La crisi del mercato delle materie prime ha due ragioni scatenanti: lo squilibrio tra domanda (debole) ed offerta (eccessiva) e il rafforzamento del dollaro, la valuta in cui sono quotate per via del prossimo rialzo dei tassi di interesse negli Usa. Su entrambi questi fronti in questi giorni si stanno registrando conferme dal forte impatto sui mercati. Da una parte il biglietto verde è tornato ad apprezzarsi in vista della stretta sui tassi Fed che dovrebbe arrivare al direttivo di settimana prossima, dall’altra nulla fa pensare che gli squilibri del mercato delle commodities possano essere sanati nel medio termine. Il caso-scuola di questri giorni riguarda il petrolio messo sotto pressione (ieri le quotazioni del Brent sono scese per la prima volta dal 2009 sotto i 40 dollari) dalla decisione dell’Opec, il cartello dei Paesi produttori, di non contrastare il problema dell’eccesso di offerta attraverso un taglio della produzione.
In parallelo le quotazioni dei metalli continuano a risentire della debolezza della domanda nel principale Paese importatore: la Cina. Come peraltro confermano i dati della bilancia commerciale di novembre pubblicati ieri che hanno certificato la persistente debolezza di importazioni (-8,7%) ed esportazioni (-6,8%).
Le società del settore minerario hanno fatto corposi investimenti per aumentare la produzione sulla scommessa che la crescita della Repubblica Popolare sarebbe stata a doppia cifra ancora a lungo. Investimenti in molti casi fatti a debito sfruttando le condizioni di credito ultra-favorevoli garantite dalle politiche ultraespansive delle banche centrali (Fed su tutte).
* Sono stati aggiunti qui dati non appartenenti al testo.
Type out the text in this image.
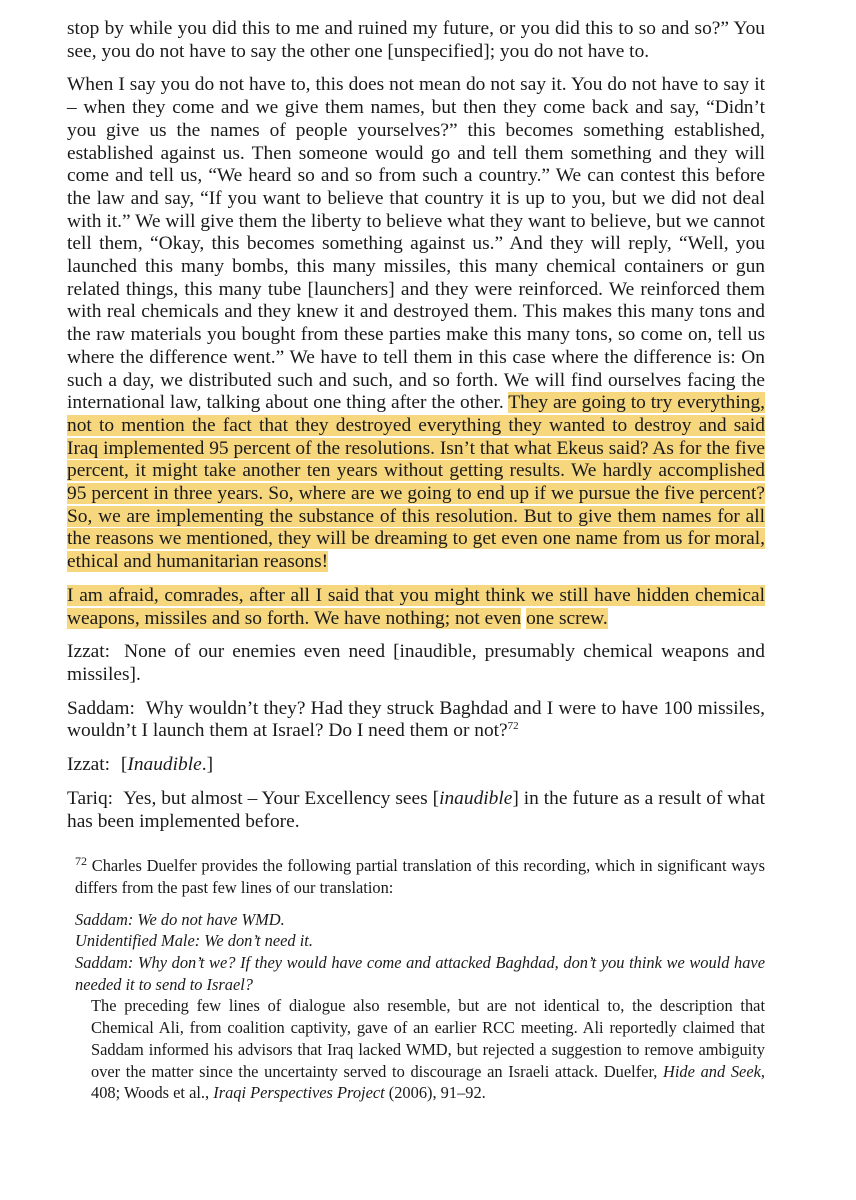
stop by while you did this to me and ruined my future, or you did this to so and so?” You see, you do not have to say the other one [unspecified]; you do not have to.

When I say you do not have to, this does not mean do not say it. You do not have to say it – when they come and we give them names, but then they come back and say, “Didn’t you give us the names of people yourselves?” this becomes something established, established against us. Then someone would go and tell them something and they will come and tell us, “We heard so and so from such a country.” We can contest this before the law and say, “If you want to believe that country it is up to you, but we did not deal with it.” We will give them the liberty to believe what they want to believe, but we cannot tell them, “Okay, this becomes something against us.” And they will reply, “Well, you launched this many bombs, this many missiles, this many chemical containers or gun related things, this many tube [launchers] and they were reinforced. We reinforced them with real chemicals and they knew it and destroyed them. This makes this many tons and the raw materials you bought from these parties make this many tons, so come on, tell us where the difference went.” We have to tell them in this case where the difference is: On such a day, we distributed such and such, and so forth. We will find ourselves facing the international law, talking about one thing after the other. They are going to try everything, not to mention the fact that they destroyed everything they wanted to destroy and said Iraq implemented 95 percent of the resolutions. Isn’t that what Ekeus said? As for the five percent, it might take another ten years without getting results. We hardly accomplished 95 percent in three years. So, where are we going to end up if we pursue the five percent? So, we are implementing the substance of this resolution. But to give them names for all the reasons we mentioned, they will be dreaming to get even one name from us for moral, ethical and humanitarian reasons!

I am afraid, comrades, after all I said that you might think we still have hidden chemical weapons, missiles and so forth. We have nothing; not even one screw.

Izzat: None of our enemies even need [inaudible, presumably chemical weapons and missiles].

Saddam: Why wouldn’t they? Had they struck Baghdad and I were to have 100 missiles, wouldn’t I launch them at Israel? Do I need them or not?$^{72}$

Izzat: [Inaudible.]

Tariq: Yes, but almost – Your Excellency sees [inaudible] in the future as a result of what has been implemented before.

$^{72}$ Charles Duelfer provides the following partial translation of this recording, which in significant ways differs from the past few lines of our translation:

Saddam: We do not have WMD.
Unidentified Male: We don’t need it.
Saddam: Why don’t we? If they would have come and attacked Baghdad, don’t you think we would have needed it to send to Israel?

The preceding few lines of dialogue also resemble, but are not identical to, the description that Chemical Ali, from coalition captivity, gave of an earlier RCC meeting. Ali reportedly claimed that Saddam informed his advisors that Iraq lacked WMD, but rejected a suggestion to remove ambiguity over the matter since the uncertainty served to discourage an Israeli attack. Duelfer, Hide and Seek, 408; Woods et al., Iraqi Perspectives Project (2006), 91–92.
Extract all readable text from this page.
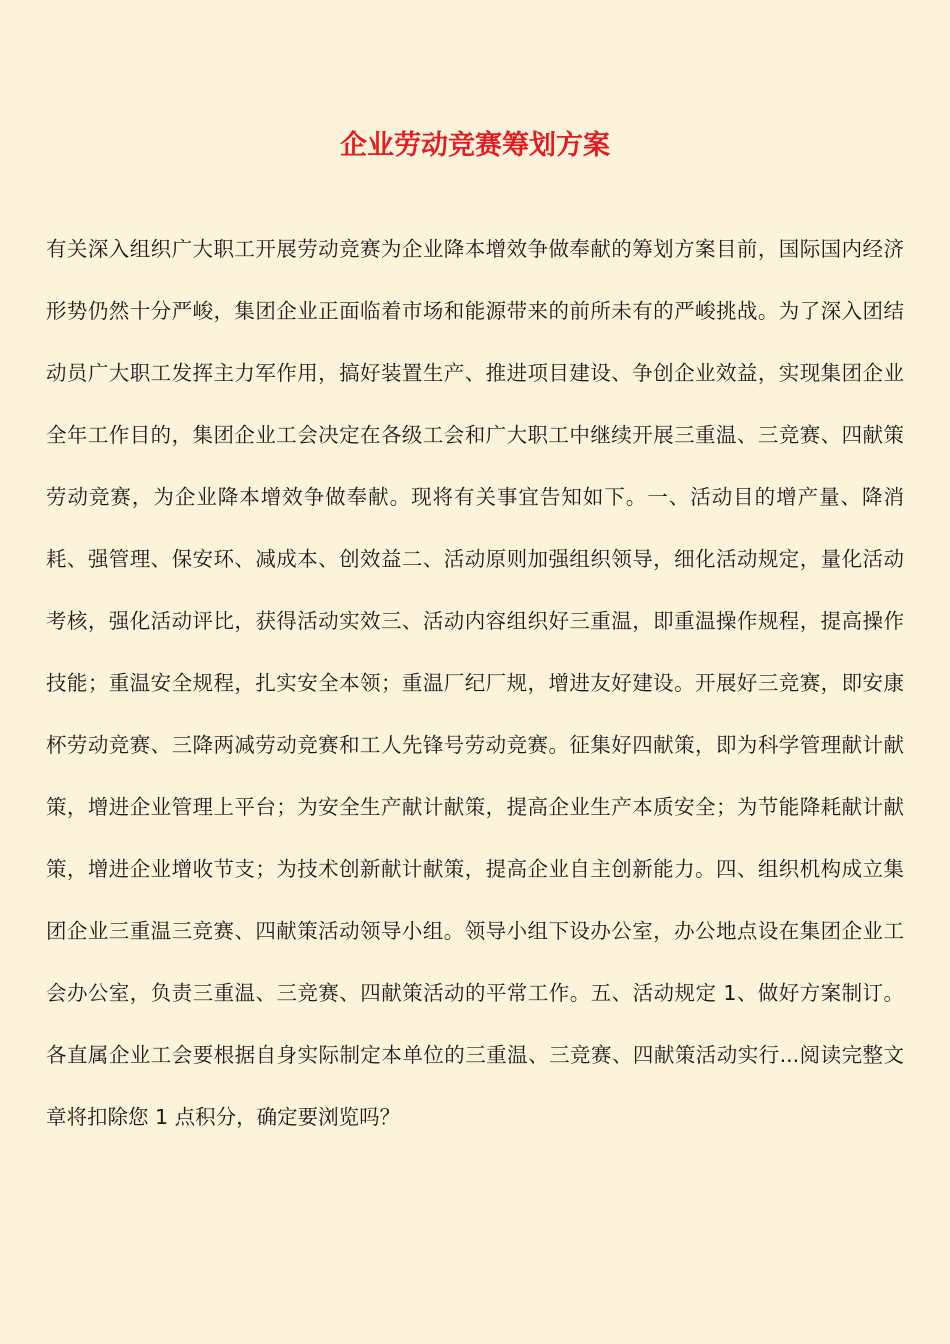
企业劳动竞赛筹划方案

有关深入组织广大职工开展劳动竞赛为企业降本增效争做奉献的筹划方案目前，国际国内经济形势仍然十分严峻，集团企业正面临着市场和能源带来的前所未有的严峻挑战。为了深入团结动员广大职工发挥主力军作用，搞好装置生产、推进项目建设、争创企业效益，实现集团企业全年工作目的，集团企业工会决定在各级工会和广大职工中继续开展三重温、三竞赛、四献策劳动竞赛，为企业降本增效争做奉献。现将有关事宜告知如下。一、活动目的增产量、降消耗、强管理、保安环、减成本、创效益二、活动原则加强组织领导，细化活动规定，量化活动考核，强化活动评比，获得活动实效三、活动内容组织好三重温，即重温操作规程，提高操作技能；重温安全规程，扎实安全本领；重温厂纪厂规，增进友好建设。开展好三竞赛，即安康杯劳动竞赛、三降两减劳动竞赛和工人先锋号劳动竞赛。征集好四献策，即为科学管理献计献策，增进企业管理上平台；为安全生产献计献策，提高企业生产本质安全；为节能降耗献计献策，增进企业增收节支；为技术创新献计献策，提高企业自主创新能力。四、组织机构成立集团企业三重温三竞赛、四献策活动领导小组。领导小组下设办公室，办公地点设在集团企业工会办公室，负责三重温、三竞赛、四献策活动的平常工作。五、活动规定 1、做好方案制订。各直属企业工会要根据自身实际制定本单位的三重温、三竞赛、四献策活动实行...阅读完整文章将扣除您 1 点积分，确定要浏览吗？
Il rallentamento dell’economia cinese e la fine del ciclo ultraespansivo della Fed hanno fatto saltare gli schemi esponendo il mercato delle commodities a una pesantissima ondata di volatilità minando la solidità dei bilanci delle società minerarie e petrolifere ora costrette a tappare le falle per evitare di finire insolventi. Il piano “lacrime e sangue” di Anglo American annunciato ieri non è un fulmine a ciel sereno. C’è anche il colosso Glencore che di recente ha accelerato sul maxi-piano (10 miliardi di dollari) di riduzione del debito.
Non sono state solo le azioni di minerari e petroliferi a penalizzare le Borse. Piazza Affari, ieri peggior Borsa in Europa con un calo del 2,26% ha sofferto la debolezza del comparto bancario (-2,74% l’indice settoriale Ftse Italia Banks) ieri sotto pressione per via della notizia, pubblicata da Il Sole 24 Ore, del prossimo avvio di una serie di ispezioni delle autorità di vigilanza (Bce in coordinamento con Bankitalia) sulle modalità in cui sono stati realizzati gli aumenti di capitale delle banche popolari nel corso del 2014.